Can President Trump Rescue a U.S. Missionary Lost in Africa, Four Years After He Was Presumed Dead?

Jerry Krause
Jerry Krause (L) disappeared in April 2013 when flying a plane from South Africa to Mali. Krause Family/Facebook

In April 2013, a U.S. missionary named Jerry Krause went missing after setting out on a flight from South Africa to the West African country of Mali.

After two months without contact from the missionary, South African authorities determined that Krause had crashed and died, a conclusion his family seemed bound to accept.

But four years after his disappearance, the Krause family say they have received new information that suggests Krause is alive somewhere in Africa. And they are appealing to President Trump and his administration to bring the U.S. citizen home.

Krause’s family claimed in a recent Facebook post that the Minnesota native had been seen alive and that U.S. officials are aware of his location.

Jessica Krause, the missionary’s youngest daughter, who is based in Indianapolis, told Minnesota television station WCCO that her family had been told by sources within the Pentagon and Department of Defense that they required presidential approval in order to initiate any rescue operation. The family are now running a public campaign to put pressure on the administration to find and bring Krause back.

“We’re ready. We’re tired. It’s just been a long time,” said Jessica Krause, according to WCCO.

Read more: Mystery SOS message in Australian outback sparks rescue mission

Krause had worked in Mali with his wife Gina since 1996, first as a pilot for Mission Aviation Fellowship, a religious group that flies aid to people in need, and then as the director of a for-profit aviation company.

On April 7, 2013, Krause took off for a flight from South Africa back to Mali. His last communication with the control tower came from São Tomé, a tiny island off the West African coast where he had stopped to refuel.

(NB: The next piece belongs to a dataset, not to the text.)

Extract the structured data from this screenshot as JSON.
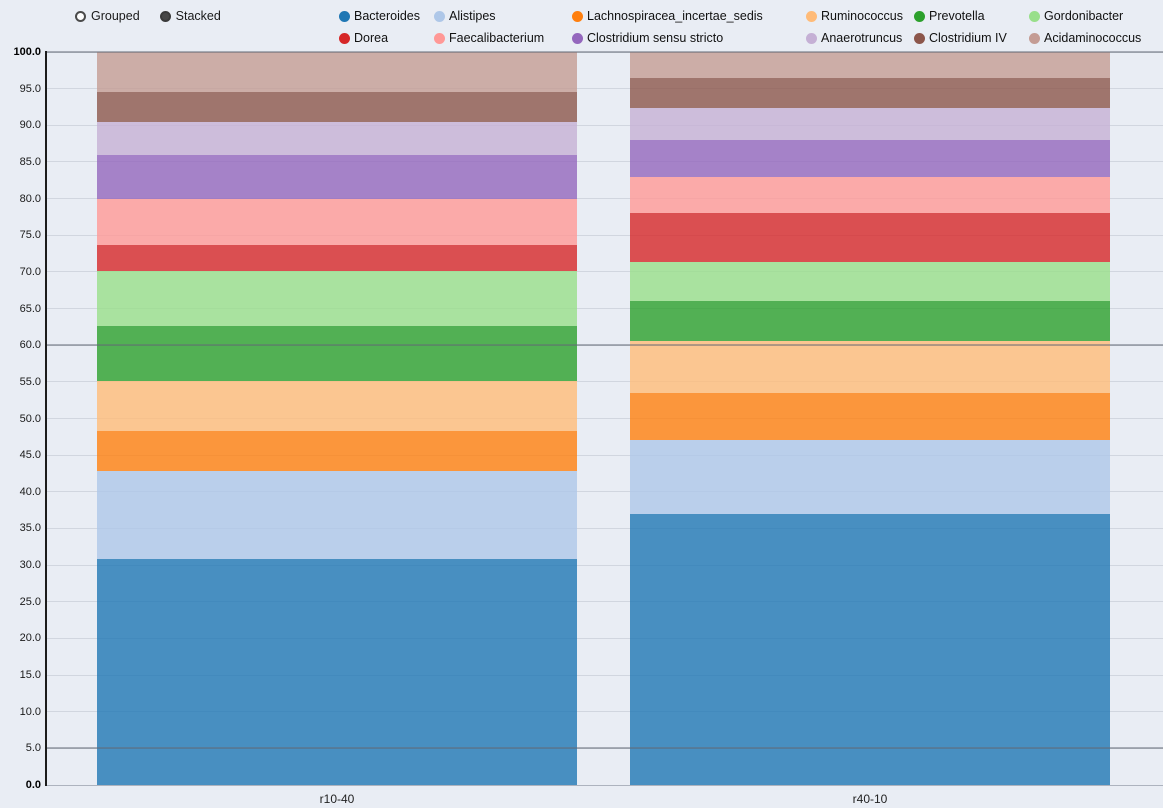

Searches conducted following Krause’s disappearance found no debris that suggested a crash. But after two months, the South African Civil Aviation Authority said in a report that Krause had crashed and died.

The family claims, however, that South African authorities removed their report from the public record after telling the family that new evidence had come to light.

The Krause family has not been able to see this evidence and is now lobbying U.S. lawmakers to intervene. The family believes that Krause has been kidnapped, but no group has claimed responsibility for holding him.

Newsweek contacted the South African Civil Aviation Authority and the U.S. Department of Defense for comment on Krause, but received no immediate reply from either body.

Jessica Krause said that they had launched a social media campaign in order to raise awareness of her father’s plight. “We decided that we should really get something going here to get my dad back,” she told WCCO.